ASTANA – Kazakh Prime Minister Alikhan Smailov outlined the main priorities for this year, focusing on the country’s social and economic development and measures to improve the quality of life in the country at an April 4 expanded government meeting, the first one after Smailov’s reappointment, reported the Prime Minister’s press service.
Addressing the measures to implement President Kassym-Jomart Tokayev’s directives, given at the first session of the Kazakh Parliament, Smailov emphasized the need to boost economic growth, lower inflation, increase investments, and modernize infrastructure.
“The country needs to increase its economic growth rate to 4 percent this year and 5 percent in the medium term. The economic policy should first and foremost prioritize the development of entrepreneurship and the inflow of significant volumes of domestic and foreign investments to the key sectors of the economy,” said Smailov.
He noted that particular attention should be paid to measures to reduce inflation by half by year’s end, develop export potential and new technologies, and improve legislation.
“The government faces the task of ensuring a real increase in wages of the population, considering inflation at the level of 4.6 percent. In addition, unemployment should fall to 4.8 percent,” the Kazakh PM said.
Following the meeting, Smailov instructed the country’s Foreign Ministry and relevant state agencies to conduct a detailed analysis of systemic problems in attracting investments.
“You should make specific proposals within a month to eliminate them,” said Smailov.
He added that tax administration should be based on the risk management system, and control should be digitized as much as possible.
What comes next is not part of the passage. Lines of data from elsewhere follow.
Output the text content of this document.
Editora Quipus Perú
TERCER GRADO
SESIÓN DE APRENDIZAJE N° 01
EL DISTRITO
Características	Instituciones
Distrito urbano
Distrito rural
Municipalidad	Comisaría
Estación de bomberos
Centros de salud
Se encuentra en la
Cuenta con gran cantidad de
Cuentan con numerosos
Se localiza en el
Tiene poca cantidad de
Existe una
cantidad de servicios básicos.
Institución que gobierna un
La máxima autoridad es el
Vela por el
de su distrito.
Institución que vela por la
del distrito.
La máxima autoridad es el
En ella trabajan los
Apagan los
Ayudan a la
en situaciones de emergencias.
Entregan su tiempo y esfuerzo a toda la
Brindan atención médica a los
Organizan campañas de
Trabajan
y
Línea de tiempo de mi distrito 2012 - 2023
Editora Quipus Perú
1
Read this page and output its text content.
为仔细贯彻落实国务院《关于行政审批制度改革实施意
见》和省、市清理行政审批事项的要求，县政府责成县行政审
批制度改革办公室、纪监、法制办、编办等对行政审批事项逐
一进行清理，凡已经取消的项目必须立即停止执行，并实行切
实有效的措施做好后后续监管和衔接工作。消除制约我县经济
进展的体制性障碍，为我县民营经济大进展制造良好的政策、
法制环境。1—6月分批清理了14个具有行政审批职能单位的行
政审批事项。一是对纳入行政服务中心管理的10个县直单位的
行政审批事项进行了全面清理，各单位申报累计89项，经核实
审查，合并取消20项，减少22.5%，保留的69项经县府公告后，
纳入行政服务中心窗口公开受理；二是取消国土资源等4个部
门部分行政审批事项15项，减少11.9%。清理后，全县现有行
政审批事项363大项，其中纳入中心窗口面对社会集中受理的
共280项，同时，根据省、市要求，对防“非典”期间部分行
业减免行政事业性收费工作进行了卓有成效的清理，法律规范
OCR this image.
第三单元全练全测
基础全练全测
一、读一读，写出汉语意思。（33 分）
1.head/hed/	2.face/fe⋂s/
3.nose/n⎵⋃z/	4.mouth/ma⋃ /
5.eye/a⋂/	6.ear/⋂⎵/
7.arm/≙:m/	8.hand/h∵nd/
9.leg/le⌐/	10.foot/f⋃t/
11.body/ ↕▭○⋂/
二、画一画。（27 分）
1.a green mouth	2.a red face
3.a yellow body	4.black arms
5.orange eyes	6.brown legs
“The government and the Prosecutor General’s Office have developed a draft law on the return of illegally acquired and withdrawn assets. Its main goal is to restore social justice in society. The Ministry of Justice should ensure that the draft is submitted and adopted in Parliament promptly,” Smailov said.
The Prime Minister also emphasized that the government should apply new approaches to curb rising food prices for socially significant food products. He proposed to eliminate unproductive intermediaries, actively use forward purchases, and expand enterprises’ access to credit funds.